Canada: Hog Markets

CANADA - In several of our commentaries we have made much of the resilience and toughness of pork producers, writes Bob Fraser – Sales & Service, Genesus Ontario.
calendar icon 18 April 2013
clock icon 5 minute read

As Jim Long most eloquently said “if one had to go to war you would want to be with a battalion of pig farmers as you clearly can’t kill them”. However added to that tenacity in an industry where “not for the faint of heart” is a gross understatement I’m seeing another very encouraging development here in Ontario.

I recently attended the Ontario Pork Industry Council (OPIC) Annual General Meeting. This is a grassroots producer/industry organisation started 12 years ago with the byline “Working Together to Build a Stronger Pork Industry for Ontario”

They have done a range of projects over this time period but there is one initiative that is a very interesting and encouraging development. OPIC developed a sister organization OSHAB (Ontario Swine Health Advisory Board).

I quote from Dr Doug MacDougal, Chair of OSHAB, Board of Directors: “Can you imagine our industry collectively, transparently and effectively working to contain, control and eliminate PRRS? This is the vision that was barely whispered a year ago and yet today we are collaborating with Ontario Pork, Ontario Ministry of Agriculture and Food, Animal Health Lab, Ontario Association of Swine Veterinarians, Canadian Swine Health Board, Canadian Association of Swine Veterinarians and other provinces’ organizations to develop this actual outcome.

"This vision is not just about PRRS but rather using the most expensive endemic disease as the model to build an innovative disease strategy that will be able to more effectively respond to other endemic, emerging or foreign animal disease. At the same time with PRRS success, we deliver reduced disease cost to producers. The delivery of this vision is also fundamentally changing our industry to more of a team that is working together and that is more able to speak as a single voice to policy makers, funding agencies and domestic and international customers.”

This is a great development that gives definition to the term “when the going gets tough, the tough get going”. Normally in challenging times we see a tendency to “every man for himself” but here in Ontario we are seeing a great effort to wrestle a disease that is estimated to cost over a billion dollars per year ($10 per hog) in the USA and C$130 million (C$5 per hog) in Canada to the ground.

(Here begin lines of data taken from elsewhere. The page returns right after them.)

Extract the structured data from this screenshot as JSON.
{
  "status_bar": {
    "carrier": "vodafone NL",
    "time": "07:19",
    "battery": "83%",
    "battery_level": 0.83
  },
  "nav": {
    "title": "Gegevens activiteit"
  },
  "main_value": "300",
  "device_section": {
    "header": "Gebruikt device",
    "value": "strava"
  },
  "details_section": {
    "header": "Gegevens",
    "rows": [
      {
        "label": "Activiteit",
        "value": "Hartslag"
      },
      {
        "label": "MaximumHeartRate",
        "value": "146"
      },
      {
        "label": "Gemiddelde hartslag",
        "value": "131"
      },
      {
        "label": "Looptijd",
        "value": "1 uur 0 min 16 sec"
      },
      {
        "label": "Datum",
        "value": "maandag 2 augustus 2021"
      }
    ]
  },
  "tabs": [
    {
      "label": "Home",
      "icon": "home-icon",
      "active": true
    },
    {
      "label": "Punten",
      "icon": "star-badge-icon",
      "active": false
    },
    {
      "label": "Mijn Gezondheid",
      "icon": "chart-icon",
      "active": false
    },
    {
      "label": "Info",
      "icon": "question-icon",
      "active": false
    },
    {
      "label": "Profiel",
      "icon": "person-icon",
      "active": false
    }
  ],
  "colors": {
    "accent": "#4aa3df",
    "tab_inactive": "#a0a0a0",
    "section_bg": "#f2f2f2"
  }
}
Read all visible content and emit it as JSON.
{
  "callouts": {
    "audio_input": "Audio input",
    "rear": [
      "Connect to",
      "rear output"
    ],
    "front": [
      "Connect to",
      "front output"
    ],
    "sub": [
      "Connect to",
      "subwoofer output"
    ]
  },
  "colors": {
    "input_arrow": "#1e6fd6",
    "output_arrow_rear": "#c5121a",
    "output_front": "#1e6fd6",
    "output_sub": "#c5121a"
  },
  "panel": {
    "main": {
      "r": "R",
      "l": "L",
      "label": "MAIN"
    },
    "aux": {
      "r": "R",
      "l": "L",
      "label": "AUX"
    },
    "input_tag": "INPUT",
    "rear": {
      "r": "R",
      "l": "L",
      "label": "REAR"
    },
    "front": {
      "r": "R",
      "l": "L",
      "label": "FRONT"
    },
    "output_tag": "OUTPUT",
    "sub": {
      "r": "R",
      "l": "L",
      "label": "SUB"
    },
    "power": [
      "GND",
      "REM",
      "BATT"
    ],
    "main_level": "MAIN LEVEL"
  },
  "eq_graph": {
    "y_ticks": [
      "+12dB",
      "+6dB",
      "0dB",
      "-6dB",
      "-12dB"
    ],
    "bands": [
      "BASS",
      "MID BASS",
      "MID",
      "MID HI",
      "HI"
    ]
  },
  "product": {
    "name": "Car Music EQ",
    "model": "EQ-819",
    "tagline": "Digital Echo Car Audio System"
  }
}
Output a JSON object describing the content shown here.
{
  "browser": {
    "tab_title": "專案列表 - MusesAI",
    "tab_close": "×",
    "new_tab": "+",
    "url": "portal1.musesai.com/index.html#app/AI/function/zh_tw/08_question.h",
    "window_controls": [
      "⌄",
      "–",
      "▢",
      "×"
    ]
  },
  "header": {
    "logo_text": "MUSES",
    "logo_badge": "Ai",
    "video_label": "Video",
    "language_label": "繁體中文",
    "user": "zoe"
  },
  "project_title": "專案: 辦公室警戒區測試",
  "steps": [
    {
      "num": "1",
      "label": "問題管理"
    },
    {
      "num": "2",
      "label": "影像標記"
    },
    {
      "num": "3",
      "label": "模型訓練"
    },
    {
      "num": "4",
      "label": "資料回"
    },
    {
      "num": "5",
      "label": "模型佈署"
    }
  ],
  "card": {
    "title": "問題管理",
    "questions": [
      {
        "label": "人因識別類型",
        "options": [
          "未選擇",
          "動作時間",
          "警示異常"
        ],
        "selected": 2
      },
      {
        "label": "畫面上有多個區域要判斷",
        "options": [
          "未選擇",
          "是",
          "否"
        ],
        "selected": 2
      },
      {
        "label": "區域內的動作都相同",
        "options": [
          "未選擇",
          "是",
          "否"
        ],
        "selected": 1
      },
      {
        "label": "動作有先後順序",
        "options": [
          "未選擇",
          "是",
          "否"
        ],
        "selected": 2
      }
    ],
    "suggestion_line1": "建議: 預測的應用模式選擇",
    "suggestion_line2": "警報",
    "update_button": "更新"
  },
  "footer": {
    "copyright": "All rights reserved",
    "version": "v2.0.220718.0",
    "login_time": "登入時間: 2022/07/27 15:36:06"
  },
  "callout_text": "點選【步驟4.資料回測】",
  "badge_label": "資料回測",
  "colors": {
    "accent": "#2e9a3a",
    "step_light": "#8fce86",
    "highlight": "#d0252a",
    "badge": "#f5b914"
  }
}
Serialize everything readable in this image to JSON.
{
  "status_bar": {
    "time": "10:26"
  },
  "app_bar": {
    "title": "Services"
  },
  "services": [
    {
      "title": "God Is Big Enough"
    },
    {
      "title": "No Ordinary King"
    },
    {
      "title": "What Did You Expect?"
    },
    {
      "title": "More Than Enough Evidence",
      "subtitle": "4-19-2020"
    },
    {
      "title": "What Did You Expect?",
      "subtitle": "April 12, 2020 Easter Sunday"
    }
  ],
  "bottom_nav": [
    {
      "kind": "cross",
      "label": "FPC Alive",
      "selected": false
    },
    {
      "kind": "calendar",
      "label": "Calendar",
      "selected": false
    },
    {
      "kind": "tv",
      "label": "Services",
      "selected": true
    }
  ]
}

This initiative is being driven by PRRS Area Regional Control & Elimination (ARC&E) Projects with objectives to:

  • Implement PRRS ARC&E pilot projects in Ontario, delivered as voluntary programs.
  • Develop a culture of openness, transparency, cooperation & collaboration.
  • Target greater than 90 per cent producer participation in project areas.
  • Heighten understanding & awareness of the importance of coordinated regional approaches to combat PRRS & other emerging swine diseases, rather than relying on isolated efforts on individual farms.
  • Improve communication & share knowledge related to biosecurity & disease control
  • Enhance the sustainability of PRRS ARC&E projects through the development of low cost sampling triggered by clinical symptoms.

Presently there are four such projects under way.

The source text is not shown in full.